Nothing points out your weaknesses like being thrust into designing your own experiments. Read the literature, find the new questions to push the frontier, and develop the methods to delve into the unknown. Be questioned by experts in your field; be humbled. Read more, and work harder so next time perhaps you can answer those questions. All of them. Impostor syndrome and perfectionism are not survivable conditions; graduate school is as much about your scientific growth as your personal growth.

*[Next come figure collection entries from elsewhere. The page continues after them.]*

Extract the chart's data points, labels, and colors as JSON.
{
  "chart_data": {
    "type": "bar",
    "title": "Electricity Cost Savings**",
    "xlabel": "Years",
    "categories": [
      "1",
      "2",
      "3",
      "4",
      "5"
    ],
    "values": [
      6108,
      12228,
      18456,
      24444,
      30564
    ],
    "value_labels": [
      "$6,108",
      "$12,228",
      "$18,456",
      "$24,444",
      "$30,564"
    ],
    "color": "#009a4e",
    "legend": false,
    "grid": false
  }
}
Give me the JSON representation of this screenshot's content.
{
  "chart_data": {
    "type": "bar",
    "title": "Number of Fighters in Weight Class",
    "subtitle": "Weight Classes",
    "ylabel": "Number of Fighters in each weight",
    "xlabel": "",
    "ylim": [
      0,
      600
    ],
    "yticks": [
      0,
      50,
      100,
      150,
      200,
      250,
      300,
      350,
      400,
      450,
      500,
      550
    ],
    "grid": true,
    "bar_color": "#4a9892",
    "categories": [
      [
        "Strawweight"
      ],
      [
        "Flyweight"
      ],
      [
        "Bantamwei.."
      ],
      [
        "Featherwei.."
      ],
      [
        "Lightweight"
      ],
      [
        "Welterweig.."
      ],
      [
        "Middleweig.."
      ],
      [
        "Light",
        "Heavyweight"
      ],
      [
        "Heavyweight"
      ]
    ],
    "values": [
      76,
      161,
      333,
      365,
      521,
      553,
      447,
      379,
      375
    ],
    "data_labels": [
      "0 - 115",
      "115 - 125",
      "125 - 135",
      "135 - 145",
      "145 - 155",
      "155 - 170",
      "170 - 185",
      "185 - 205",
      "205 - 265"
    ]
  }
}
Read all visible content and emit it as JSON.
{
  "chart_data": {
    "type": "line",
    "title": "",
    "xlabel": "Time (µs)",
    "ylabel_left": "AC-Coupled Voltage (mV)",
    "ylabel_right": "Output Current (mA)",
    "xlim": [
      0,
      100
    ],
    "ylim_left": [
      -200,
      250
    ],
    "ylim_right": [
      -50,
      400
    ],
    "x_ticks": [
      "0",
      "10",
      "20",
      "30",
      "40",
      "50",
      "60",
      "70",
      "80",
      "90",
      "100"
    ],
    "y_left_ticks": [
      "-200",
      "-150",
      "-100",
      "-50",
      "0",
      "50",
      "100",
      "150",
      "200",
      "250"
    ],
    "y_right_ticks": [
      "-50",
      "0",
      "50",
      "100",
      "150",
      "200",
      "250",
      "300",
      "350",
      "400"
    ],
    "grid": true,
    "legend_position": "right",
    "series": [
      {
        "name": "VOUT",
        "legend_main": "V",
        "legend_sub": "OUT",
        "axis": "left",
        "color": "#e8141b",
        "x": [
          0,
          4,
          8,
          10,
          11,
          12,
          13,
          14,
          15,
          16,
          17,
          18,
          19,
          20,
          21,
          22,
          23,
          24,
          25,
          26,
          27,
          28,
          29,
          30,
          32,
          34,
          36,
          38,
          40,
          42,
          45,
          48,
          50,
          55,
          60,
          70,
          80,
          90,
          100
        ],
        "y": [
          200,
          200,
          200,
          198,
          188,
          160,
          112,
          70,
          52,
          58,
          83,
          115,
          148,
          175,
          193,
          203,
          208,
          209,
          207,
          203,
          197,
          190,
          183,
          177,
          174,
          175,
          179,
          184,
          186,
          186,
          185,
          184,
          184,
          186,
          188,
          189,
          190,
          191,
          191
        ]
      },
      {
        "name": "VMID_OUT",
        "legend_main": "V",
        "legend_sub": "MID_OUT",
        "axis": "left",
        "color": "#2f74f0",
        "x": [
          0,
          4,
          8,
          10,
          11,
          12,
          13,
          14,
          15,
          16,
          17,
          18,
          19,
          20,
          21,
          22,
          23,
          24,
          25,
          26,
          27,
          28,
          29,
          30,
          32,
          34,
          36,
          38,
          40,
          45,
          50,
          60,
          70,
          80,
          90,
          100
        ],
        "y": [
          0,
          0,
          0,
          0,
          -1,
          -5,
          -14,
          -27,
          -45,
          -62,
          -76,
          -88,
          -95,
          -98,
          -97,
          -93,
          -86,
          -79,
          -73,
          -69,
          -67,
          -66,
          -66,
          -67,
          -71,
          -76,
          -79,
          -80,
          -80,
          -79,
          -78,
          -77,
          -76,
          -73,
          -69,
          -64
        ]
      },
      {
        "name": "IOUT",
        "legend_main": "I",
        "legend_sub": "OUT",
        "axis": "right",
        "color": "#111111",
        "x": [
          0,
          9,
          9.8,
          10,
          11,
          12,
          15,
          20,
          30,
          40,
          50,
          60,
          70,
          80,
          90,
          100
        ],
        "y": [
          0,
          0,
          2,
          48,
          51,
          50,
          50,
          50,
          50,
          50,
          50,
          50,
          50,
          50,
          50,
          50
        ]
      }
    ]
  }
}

In ten years, the story of my journey with science will hopefully be as positive and uplifting as my story of my entry into science. Right now, the hardship of balancing personal and professional life, and the inefficiencies of the academic system, are frustrating (to use the kindest description). Finding time for my partner – also known as ‘work-life balance’ – is talked up in theory but looked down upon in practice.
TAs and professors are not trained in pedagogy, PIs are not trained in management and supervision; there are no protections in place to ensure fair treatment of students within or across lab environments. The incentives to encourage PIs, TAs, and professors to receive the appropriate training in the aforementioned areas are just not there; we rely solely on the exhausted good will of these people to get trained in the areas they work in most. Coming from a family of business owners and engineers, such problems perhaps seem even more egregious to me than others.
So why persist? – a question I’m sure many graduate students ask themselves, for reasons similar and dissimilar to my own. Some of it is passion – for bees, for discovery, for the process of science. Much of it is a hunger to make a change – increase the value of evidence-based teaching and professional training, increase public awareness of scientific practice (and native bees). And a small part of it is a growing maturity: the understanding that, to get raspberries, you must first have a bush with thorns.